Judge Posner, however, refuses to tag Ernst & Young with deepening insolvency damages for the period between the time of its "clean" audit report and the bank’s subsequent pulling the plug on the business, finding that the debtor’s officer (whose knowledge is imputed to the corporation) "knew everything she had to know in order to determine whether the company had been injured by Ernst & Young’s failure to have included a going-concern qualification in the audit report…, yet it didn’t deflect her from trying to avert liquidation." In essence, according to Judge Posner, the case failed because there was no proximate cause between the auditor’s alleged wrongdoing and the alleged injury (i.e., the alleged "deepening insolvency".)
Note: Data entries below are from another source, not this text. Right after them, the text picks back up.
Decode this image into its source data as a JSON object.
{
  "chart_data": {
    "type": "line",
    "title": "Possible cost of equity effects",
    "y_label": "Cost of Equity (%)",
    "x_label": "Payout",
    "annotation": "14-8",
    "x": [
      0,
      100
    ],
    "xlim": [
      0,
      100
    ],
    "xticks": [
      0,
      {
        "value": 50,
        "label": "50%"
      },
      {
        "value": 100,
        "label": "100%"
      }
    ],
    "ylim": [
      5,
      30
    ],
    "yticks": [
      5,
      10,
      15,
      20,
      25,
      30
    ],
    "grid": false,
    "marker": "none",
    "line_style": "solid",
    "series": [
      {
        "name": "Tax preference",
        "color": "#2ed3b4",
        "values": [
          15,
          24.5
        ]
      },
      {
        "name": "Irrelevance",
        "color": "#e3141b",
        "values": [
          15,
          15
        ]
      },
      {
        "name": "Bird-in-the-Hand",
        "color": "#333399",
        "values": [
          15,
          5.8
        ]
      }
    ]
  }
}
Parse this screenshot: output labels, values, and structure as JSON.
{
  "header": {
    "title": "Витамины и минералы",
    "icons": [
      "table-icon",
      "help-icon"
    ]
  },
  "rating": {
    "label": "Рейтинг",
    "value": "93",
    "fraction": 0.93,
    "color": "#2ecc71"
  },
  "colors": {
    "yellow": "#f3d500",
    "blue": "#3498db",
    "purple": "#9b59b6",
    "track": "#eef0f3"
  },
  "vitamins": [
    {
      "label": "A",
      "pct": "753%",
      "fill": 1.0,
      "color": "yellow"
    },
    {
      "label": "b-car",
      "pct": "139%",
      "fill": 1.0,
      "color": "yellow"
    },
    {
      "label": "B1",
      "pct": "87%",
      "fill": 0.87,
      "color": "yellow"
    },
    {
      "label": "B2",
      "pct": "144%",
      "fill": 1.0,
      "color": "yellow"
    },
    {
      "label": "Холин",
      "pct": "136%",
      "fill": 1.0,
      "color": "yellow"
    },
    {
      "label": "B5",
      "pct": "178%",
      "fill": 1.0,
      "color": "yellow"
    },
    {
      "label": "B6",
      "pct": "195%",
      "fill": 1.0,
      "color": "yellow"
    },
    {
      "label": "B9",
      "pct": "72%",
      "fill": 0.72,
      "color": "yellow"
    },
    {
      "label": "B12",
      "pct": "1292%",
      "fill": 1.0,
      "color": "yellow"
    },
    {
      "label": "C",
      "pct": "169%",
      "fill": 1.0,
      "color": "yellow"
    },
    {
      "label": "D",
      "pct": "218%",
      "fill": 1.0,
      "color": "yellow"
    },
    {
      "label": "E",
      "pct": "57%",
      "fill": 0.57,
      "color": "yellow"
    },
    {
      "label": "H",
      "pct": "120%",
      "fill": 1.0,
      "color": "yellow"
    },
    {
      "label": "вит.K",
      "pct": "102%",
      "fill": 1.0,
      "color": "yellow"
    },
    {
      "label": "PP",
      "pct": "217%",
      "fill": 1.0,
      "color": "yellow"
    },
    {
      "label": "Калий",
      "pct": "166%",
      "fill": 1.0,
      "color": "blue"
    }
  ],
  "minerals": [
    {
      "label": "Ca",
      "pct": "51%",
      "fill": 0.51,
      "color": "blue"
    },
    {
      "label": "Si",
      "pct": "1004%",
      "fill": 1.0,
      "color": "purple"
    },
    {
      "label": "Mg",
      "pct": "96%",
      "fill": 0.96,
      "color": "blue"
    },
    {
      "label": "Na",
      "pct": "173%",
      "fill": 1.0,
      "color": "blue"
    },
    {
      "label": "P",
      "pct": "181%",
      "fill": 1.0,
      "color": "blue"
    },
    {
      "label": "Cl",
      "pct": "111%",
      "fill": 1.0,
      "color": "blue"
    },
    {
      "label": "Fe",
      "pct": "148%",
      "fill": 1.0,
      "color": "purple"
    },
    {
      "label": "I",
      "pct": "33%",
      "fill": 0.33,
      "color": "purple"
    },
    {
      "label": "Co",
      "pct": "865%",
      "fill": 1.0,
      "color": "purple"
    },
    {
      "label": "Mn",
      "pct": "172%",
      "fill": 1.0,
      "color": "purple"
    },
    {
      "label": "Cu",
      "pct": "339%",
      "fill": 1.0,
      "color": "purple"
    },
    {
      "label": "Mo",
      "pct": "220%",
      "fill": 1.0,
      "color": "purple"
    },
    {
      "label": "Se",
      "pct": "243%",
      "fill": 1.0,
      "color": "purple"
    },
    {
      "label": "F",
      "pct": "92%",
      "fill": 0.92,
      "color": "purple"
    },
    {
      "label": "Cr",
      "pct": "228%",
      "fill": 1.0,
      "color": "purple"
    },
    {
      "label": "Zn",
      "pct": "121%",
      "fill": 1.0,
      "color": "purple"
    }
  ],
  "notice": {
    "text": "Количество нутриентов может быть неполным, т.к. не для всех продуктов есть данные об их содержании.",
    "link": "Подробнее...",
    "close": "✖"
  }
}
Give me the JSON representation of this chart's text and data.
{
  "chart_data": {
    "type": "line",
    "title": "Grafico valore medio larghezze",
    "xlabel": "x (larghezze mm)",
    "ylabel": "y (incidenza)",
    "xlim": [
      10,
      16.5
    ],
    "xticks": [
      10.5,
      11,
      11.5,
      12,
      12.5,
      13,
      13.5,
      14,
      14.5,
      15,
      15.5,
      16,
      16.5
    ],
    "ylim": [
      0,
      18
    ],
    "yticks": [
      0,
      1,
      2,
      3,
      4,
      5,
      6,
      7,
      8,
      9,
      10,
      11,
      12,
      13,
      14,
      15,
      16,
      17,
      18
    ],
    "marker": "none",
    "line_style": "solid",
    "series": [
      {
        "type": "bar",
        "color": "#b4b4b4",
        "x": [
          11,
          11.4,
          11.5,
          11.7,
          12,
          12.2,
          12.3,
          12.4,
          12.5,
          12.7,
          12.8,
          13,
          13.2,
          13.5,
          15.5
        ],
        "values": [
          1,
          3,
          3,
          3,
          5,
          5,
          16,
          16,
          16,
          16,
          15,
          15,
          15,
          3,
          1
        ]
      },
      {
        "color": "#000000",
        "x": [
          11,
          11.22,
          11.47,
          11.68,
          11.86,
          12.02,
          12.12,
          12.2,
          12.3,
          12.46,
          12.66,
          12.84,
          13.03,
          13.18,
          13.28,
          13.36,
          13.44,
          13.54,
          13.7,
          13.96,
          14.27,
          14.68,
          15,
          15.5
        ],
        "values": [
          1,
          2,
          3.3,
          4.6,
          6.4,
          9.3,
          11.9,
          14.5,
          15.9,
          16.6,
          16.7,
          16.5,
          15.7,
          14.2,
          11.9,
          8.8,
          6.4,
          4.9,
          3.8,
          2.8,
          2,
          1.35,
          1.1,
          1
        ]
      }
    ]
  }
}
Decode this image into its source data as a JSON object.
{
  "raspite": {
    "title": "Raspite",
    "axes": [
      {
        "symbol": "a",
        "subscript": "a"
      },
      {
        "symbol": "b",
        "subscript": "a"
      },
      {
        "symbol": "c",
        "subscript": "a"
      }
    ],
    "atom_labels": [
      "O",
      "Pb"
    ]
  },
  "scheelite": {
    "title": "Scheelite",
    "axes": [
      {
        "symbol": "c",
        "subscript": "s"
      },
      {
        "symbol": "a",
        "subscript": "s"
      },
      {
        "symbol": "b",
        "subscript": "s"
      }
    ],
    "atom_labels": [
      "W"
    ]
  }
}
What’s the final precedential impact of Judge Posner’s opinion on the law? Maybe none, as it all may be dictum, even under Judge Posner’s definition of it, given the concurrence by Judge Ilana Rovner, who simply wrote: "I agree that this action is barred by the statute of limitations, and would limit the decision to that issue alone."
Those interested in gaining insights into Judge Posner’s views on the scope of an auditor’s responsibilities in connection with the issuance of a going-concern opinion are well-advised to listen to his pointed questions (and his demand for pointed answers) in the 40 minute oral argument in the case. Here are a couple of notable Posnerian pragmatisms, drawn from his trenchant exchanges with counsel for the trustee, regarding the scope of an auditor’s responsibilities under SAS 59 (which requires the auditor to consider whether "certain conditions or events that, when considered in the aggregate, indicate there could be substantial doubt about the entity’s ability to continue as a going concern for a reasonable period of time") (see also, the discussion of SAS 59’s requirements in the opinion at pp.8-9):
- "The auditor’s responsibility … so far as the company is concerned … is to make sure the [numbers] are accurate…. You don’t need an auditor to tell you your market is collapsing…. The auditors are not supposed to have business insight. They’re counters. They’re not supposed to make predictions about how your markets are doing. They’re supposed to reconcile your books and indicate you’re not a going concern because your debt is too high and so on…. And what is this boxed food business anyway? Auditors are not supposed to know trends in the boxed food business." (12:15-13:15)
- "Do you think the auditor is supposed to know about market power?… An auditor is not an economic consultant who goes out and figures out what the market trends in an industry are!…" (17:43-18:07)
Finally, to round out the analysis, there’s Judge Kaplan’s recent analysis of deepening insolvency as a theory of damage in In re Parmalat Securities Litigation, 2007 WL 2263893 (S.D.N.Y. 8/8/07) (pdf). Relying heavily on Sabin Willet’s deepeningly influential article, Judge Kaplan makes a distinction–notably, one that Judge Posner did not make–between delaying the inevitable (i.e., delaying liquidation) and delaying a save opportunity (i.e., delaying reorganization). According to Judge Kaplan, as a matter of law, deepening insolvency damages cannot arise in a "delayed liquidation," but they’re at least theoretically possible in a "delayed reorganization" (though in such instance, "[p]lainitffs [must] supply factual allegations sufficient to raise a right to relief above the speculative level [to survive a motion to dismiss]"). (Op. at pp. 24-33.)
So, while the death knell tolls for "deepening insolvency" as an independent cause of action, confusion continues to reign over whether damages for "deepening insolvency" exist, and if so, under what circumstances.